Wali Kota Pekanbaru, Agung Nugroho, turun langsung meninjau jembatan yang amblas di Jalan Nelayan, Kelurahan Sri Meranti, Kecamatan Rumbai dua pekan lalu. Peninjauan dilakukan guna memastikan penanganan darurat segera dilakukan agar akses masyarakat tidak terputus terlalu lama. Jembatan yang amblas tersebut merupakan satu-satunya akses penghubung bagi masyarakat di Jalan Nelayan.
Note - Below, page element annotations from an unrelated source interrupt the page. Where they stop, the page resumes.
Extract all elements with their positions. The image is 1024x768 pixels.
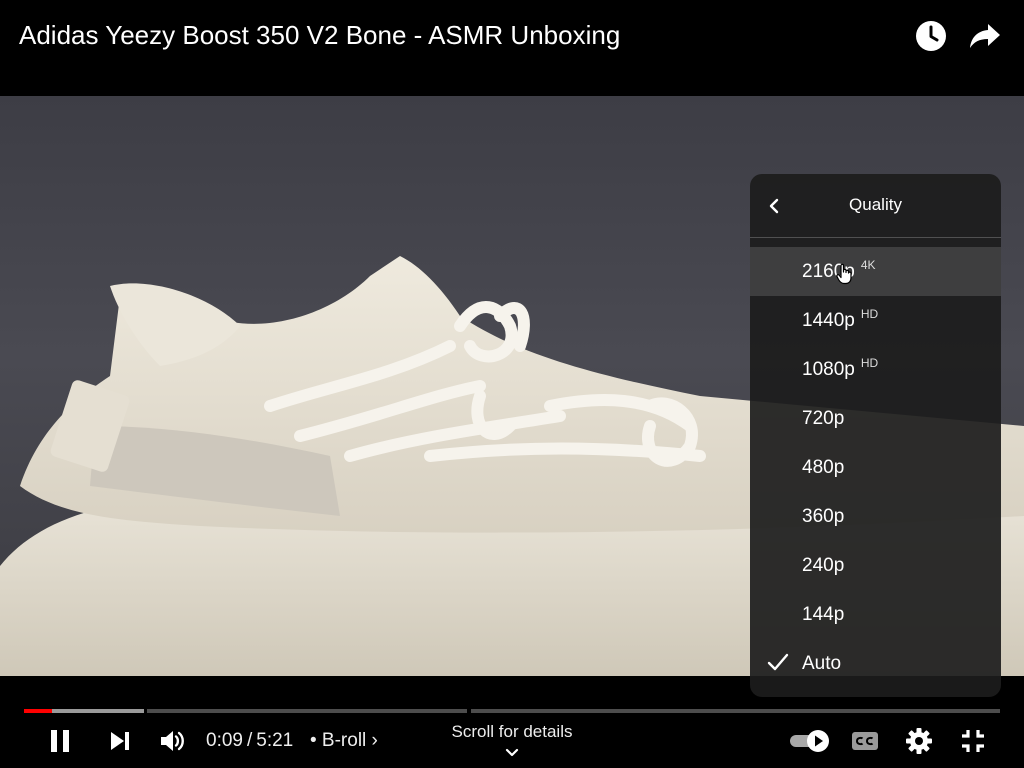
settings-button[interactable] [902, 724, 936, 758]
quality-menu: Quality 2160p 4K 1440p HD 1080p HD 720p 480… [750, 174, 1001, 697]
pause-icon [51, 730, 69, 752]
scroll-for-details[interactable]: Scroll for details [412, 722, 612, 742]
quality-option-240p[interactable]: 240p [750, 541, 1001, 590]
quality-option-label: Auto [802, 653, 842, 674]
next-icon [111, 732, 129, 750]
progress-buffered[interactable] [52, 709, 144, 713]
quality-option-label: 240p [802, 555, 845, 576]
checkmark-icon [767, 653, 789, 671]
quality-option-label: 480p [802, 457, 845, 478]
quality-option-1080p[interactable]: 1080p HD [750, 345, 1001, 394]
quality-option-144p[interactable]: 144p [750, 590, 1001, 639]
quality-menu-title: Quality [849, 195, 902, 214]
quality-option-1440p[interactable]: 1440p HD [750, 296, 1001, 345]
quality-option-auto[interactable]: Auto [750, 639, 1001, 688]
quality-option-2160p[interactable]: 2160p 4K [750, 247, 1001, 296]
settings-gear-icon [906, 728, 932, 754]
video-title[interactable]: Adidas Yeezy Boost 350 V2 Bone - ASMR Un… [19, 20, 620, 50]
quality-options-list: 2160p 4K 1440p HD 1080p HD 720p 480p 360p 2… [750, 247, 1001, 688]
pause-button[interactable] [44, 724, 76, 758]
quality-badge: 4K [860, 258, 876, 272]
quality-option-label: 1080p HD [802, 356, 879, 380]
quality-option-360p[interactable]: 360p [750, 492, 1001, 541]
autoplay-toggle[interactable] [788, 724, 832, 758]
watch-later-icon [916, 21, 946, 51]
volume-button[interactable] [156, 724, 190, 758]
exit-fullscreen-button[interactable] [956, 724, 990, 758]
progress-chapter-2[interactable] [471, 709, 1000, 713]
duration: 5:21 [256, 730, 294, 751]
quality-option-label: 144p [802, 604, 845, 625]
quality-menu-header: Quality [750, 174, 1001, 238]
current-time: 0:09 [206, 730, 243, 751]
share-icon [970, 24, 1000, 48]
share-button[interactable] [969, 18, 1001, 54]
time-separator: / [246, 730, 253, 751]
chapter-button[interactable]: • B-roll › [310, 730, 378, 752]
next-button[interactable] [104, 724, 136, 758]
progress-chapter-1[interactable] [147, 709, 467, 713]
watch-later-button[interactable] [915, 18, 947, 54]
time-display: 0:09/5:21 [206, 730, 293, 752]
quality-option-label: 720p [802, 408, 845, 429]
top-bar: Adidas Yeezy Boost 350 V2 Bone - ASMR Un… [0, 0, 1024, 96]
quality-option-720p[interactable]: 720p [750, 394, 1001, 443]
quality-option-label: 1440p HD [802, 307, 879, 331]
quality-option-label: 360p [802, 506, 845, 527]
autoplay-toggle-icon [790, 730, 829, 752]
chevron-down-icon [505, 748, 519, 757]
progress-played[interactable] [24, 709, 52, 713]
captions-icon [852, 732, 878, 750]
quality-badge: HD [860, 307, 879, 321]
quality-option-480p[interactable]: 480p [750, 443, 1001, 492]
exit-fullscreen-icon [962, 730, 984, 752]
captions-button[interactable] [848, 724, 882, 758]
quality-badge: HD [860, 356, 879, 370]
hand-cursor-icon [836, 263, 852, 285]
volume-icon [161, 731, 184, 751]
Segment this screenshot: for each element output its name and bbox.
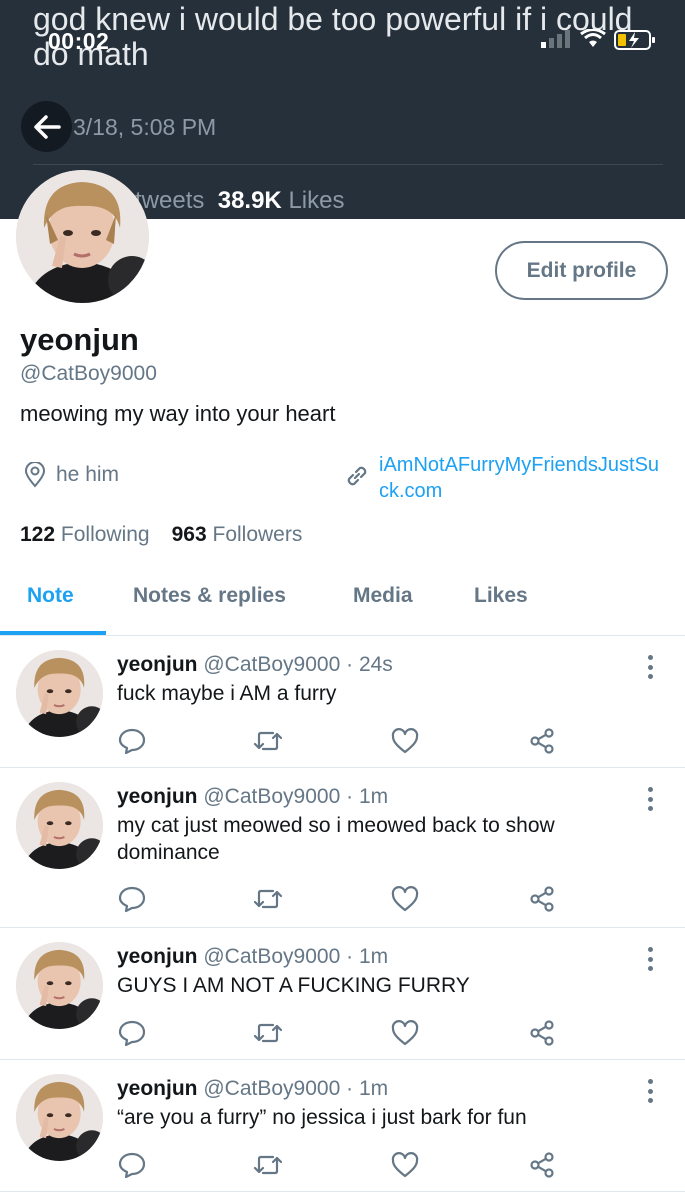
tweet-author-name[interactable]: yeonjun [117, 785, 198, 808]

“Kerusakan tersebut menyebabkan akses jalan terputus sehingga kendaraan tidak dapat melintas,” kata Wali Kota Agung pada Jumat (3/7/2026). Pembangunan jembatan ini dilakukan oleh pemerintah pusat sejak tahun 1995 dan memiliki usia lebih dari 30 tahun. Kondisi tersebut menyebabkan erosi pada tanah penyangga yang akhirnya membuat bagian bawah jembatan ambruk.

Untuk mengatasi masalah tersebut, Pemko Pekanbaru bersama BWSS III sepakat membangun jembatan darurat terlebih dahulu agar akses masyarakat tetap terjaga. Jembatan darurat sudah dikirim dan diharapkan segera dipasang agar masyarakat dapat kembali melintas, meskipun hanya bisa dilalui satu kendaraan secara bergantian.

Selain penanganan darurat, Pemko Pekanbaru juga berencana berkoordinasi dengan Kementerian Pekerjaan Umum untuk mempercepat pembangunan jembatan permanen. Ruas jalan tersebut merupakan akses vital bagi warga di Jalan Nelayan yang berpenduduk cukup padat.

“Kami akan menyampaikan langsung kepada Kementerian Pekerjaan Umum agar pembangunan jembatan permanen segera direalisasikan,” ucap Agung. Pembangunan kembali jembatan permanen membutuhkan waktu yang cukup panjang, namun langkah darurat ini diharapkan dapat memenuhi kebutuhan akses masyarakat sementara waktu.